Catholic Online has a sensitive and thoughtful piece on the Catholic Church's position on condom use and the AIDS epidemic in Africa. It is striking that Catholics who live or work in countries with a high AIDS mortality rate seem to be more likely to try to reconcile condom use with Christ's teachings, while those far removed from the horrors (often comfortably tucked away in Europe or America) are more comfortable with a principled stand on the absolute unacceptability of using prophylactics. Conclusion of the piece, written by Dr. Marcella Alsan (a physician in the Hiatt Global Health Equity Residency at Brigham and Women’s Hospital in Boston) is worth quoting in full:

If men did not stray, if women had rights, if AIDS did not kill, perhaps the church’s strict ban on condom use would be morally defensible. But none of these conditions applies in Africa today. As a consequence, the cost of the church’s inflexibility may mean not only untold human suffering, but the loss of millions of innocent lives.

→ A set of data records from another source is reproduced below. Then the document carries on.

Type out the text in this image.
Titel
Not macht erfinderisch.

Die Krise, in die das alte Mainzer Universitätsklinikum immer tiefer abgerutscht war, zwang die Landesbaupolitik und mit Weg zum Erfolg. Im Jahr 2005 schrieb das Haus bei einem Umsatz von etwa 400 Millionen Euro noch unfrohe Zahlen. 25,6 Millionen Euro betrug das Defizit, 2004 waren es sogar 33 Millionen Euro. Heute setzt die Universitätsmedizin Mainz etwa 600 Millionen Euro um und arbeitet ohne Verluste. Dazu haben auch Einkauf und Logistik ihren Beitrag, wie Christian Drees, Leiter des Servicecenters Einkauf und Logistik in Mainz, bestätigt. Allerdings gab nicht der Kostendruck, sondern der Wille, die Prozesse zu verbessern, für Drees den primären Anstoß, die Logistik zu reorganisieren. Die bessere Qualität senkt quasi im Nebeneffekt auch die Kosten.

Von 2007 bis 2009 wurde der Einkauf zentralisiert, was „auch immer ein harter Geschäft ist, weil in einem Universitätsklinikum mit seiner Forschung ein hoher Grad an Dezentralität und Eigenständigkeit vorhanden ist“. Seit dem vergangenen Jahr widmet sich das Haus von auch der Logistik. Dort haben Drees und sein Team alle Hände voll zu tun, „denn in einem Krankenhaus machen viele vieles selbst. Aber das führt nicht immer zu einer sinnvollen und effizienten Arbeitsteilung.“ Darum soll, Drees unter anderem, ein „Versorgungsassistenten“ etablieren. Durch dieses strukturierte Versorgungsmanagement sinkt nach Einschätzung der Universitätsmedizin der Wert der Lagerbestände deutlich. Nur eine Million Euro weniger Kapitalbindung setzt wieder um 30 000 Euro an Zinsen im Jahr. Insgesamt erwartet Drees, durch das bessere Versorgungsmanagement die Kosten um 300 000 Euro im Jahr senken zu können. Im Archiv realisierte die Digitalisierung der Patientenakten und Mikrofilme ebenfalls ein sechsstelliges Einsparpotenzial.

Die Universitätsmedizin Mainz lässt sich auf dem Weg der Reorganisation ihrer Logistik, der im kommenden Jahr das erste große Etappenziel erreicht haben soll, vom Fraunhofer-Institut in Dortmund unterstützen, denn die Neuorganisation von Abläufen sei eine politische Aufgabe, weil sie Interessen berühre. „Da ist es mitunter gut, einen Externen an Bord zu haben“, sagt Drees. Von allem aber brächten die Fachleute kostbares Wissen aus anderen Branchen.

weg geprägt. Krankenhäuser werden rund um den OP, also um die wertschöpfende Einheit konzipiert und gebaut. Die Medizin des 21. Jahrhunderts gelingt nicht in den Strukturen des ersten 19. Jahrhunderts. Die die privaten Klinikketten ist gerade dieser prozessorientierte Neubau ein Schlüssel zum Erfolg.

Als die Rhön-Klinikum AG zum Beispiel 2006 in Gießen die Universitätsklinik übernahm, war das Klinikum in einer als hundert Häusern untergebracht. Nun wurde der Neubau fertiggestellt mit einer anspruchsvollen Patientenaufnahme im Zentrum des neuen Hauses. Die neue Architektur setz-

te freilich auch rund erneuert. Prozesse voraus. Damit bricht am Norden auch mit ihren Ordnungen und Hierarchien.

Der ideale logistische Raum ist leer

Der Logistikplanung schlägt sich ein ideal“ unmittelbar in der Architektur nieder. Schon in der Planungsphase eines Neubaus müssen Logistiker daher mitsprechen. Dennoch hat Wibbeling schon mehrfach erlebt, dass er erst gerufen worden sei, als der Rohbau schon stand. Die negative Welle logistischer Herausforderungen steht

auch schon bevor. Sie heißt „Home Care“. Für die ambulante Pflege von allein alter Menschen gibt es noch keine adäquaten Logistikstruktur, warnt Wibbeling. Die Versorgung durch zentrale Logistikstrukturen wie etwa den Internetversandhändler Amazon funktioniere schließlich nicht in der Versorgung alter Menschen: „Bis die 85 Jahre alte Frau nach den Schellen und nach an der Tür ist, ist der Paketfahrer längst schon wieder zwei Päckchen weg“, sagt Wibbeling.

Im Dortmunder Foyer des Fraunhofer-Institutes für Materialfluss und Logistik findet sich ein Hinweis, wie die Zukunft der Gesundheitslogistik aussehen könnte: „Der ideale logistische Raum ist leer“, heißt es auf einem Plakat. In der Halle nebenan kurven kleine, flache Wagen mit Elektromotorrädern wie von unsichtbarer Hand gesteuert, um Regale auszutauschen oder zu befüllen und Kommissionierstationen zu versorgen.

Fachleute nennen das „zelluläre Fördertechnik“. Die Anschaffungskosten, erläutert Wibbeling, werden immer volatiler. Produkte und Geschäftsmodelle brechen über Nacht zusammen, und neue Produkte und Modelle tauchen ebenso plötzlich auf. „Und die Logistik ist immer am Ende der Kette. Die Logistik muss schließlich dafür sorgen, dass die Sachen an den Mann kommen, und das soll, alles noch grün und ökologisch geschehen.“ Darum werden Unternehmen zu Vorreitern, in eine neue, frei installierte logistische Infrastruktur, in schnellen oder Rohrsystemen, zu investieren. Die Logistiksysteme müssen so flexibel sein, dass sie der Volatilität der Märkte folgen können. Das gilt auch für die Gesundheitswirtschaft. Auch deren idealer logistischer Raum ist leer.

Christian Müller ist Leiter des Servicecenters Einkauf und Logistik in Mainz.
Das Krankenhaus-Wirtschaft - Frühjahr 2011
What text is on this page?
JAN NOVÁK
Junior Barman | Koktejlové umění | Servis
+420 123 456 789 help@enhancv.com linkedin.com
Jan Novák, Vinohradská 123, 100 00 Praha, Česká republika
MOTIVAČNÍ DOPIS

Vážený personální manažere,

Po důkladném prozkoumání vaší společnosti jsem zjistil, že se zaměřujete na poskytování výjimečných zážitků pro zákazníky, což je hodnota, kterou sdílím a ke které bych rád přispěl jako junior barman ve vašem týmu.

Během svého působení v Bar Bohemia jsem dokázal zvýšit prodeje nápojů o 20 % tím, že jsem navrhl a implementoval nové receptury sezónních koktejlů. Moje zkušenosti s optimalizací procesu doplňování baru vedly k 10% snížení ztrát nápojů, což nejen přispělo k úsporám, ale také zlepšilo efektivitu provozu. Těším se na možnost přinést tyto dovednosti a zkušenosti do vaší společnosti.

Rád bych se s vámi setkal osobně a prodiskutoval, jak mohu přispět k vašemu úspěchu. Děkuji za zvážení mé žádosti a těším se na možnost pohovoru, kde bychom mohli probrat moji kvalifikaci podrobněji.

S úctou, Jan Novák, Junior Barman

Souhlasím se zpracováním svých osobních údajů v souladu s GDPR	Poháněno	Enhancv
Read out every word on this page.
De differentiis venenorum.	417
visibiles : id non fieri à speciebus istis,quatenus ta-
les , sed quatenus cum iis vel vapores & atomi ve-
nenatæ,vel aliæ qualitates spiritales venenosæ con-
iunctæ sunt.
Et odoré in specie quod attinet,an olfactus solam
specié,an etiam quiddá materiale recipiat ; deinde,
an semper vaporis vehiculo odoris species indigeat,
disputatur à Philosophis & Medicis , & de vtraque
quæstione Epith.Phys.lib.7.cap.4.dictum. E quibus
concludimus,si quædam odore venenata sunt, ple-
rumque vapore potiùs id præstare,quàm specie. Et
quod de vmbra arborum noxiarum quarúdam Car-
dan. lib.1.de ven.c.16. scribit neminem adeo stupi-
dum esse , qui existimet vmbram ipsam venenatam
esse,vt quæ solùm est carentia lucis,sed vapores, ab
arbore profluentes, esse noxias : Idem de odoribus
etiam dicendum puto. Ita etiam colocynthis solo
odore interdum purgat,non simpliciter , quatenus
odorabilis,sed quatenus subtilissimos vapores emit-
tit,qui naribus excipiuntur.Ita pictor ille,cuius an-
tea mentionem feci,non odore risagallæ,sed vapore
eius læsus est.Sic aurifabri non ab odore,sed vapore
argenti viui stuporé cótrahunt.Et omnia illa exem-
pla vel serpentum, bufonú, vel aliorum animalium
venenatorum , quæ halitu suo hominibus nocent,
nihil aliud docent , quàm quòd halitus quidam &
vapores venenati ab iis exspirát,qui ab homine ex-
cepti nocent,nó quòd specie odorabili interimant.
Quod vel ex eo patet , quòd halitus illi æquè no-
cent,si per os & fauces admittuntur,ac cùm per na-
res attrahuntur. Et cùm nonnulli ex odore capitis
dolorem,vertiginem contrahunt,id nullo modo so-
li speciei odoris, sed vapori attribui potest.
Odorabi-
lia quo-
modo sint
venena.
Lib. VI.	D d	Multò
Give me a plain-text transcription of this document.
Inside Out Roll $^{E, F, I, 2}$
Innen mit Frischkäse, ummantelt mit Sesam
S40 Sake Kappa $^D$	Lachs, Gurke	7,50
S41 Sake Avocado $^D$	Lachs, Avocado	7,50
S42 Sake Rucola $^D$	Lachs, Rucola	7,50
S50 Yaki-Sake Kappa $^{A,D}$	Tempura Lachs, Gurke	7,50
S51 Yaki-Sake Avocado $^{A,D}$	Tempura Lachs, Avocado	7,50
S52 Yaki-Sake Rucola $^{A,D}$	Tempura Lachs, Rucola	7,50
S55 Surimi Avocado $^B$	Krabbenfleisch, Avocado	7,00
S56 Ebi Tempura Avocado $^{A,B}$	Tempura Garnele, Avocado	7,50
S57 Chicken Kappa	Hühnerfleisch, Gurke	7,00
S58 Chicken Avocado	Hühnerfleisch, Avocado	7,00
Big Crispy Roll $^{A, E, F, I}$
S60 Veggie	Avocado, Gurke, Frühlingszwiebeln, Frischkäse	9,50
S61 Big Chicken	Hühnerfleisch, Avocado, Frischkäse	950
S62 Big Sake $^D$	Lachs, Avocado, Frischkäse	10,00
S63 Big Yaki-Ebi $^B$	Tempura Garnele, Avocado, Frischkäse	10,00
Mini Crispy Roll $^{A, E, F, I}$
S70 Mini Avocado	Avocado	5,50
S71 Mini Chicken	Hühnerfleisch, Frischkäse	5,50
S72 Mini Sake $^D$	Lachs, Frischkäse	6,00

Perhaps there is also a general lesson to be drawn. The HIV epidemic not just fail to obey traditional Catholic teaching: it does not obey anybody's cherished ideology. It does not obey liberal sexual ideology, and its reluctance to embrace partner reduction and fidelity, either. Contrary to the views of earlier moralizers, HIV turned out not to be the monopoly of sinners in the form of gay men and injection drug users. Contrary to those opposed to male circumcision in principle, the circumcision may well have a protective effect against HIV such that it could be unethical not use it in the fight against HIV/AIDS. Contrary to those who think traditional healers are 'backwards' and part of the problem of HIV transmission, they may well turn out to part of the solution. And contrary to those who think the right approach to the epidemic must exclusively be secular and medical, faith-based approaches to HIV/AIDS education can sometimes make a difference where it counts: reduction in new infections.

The epidemic has killed millions of persons and left scores of dead ideological positions in its wake. The Catholic position on condom use just may be the next.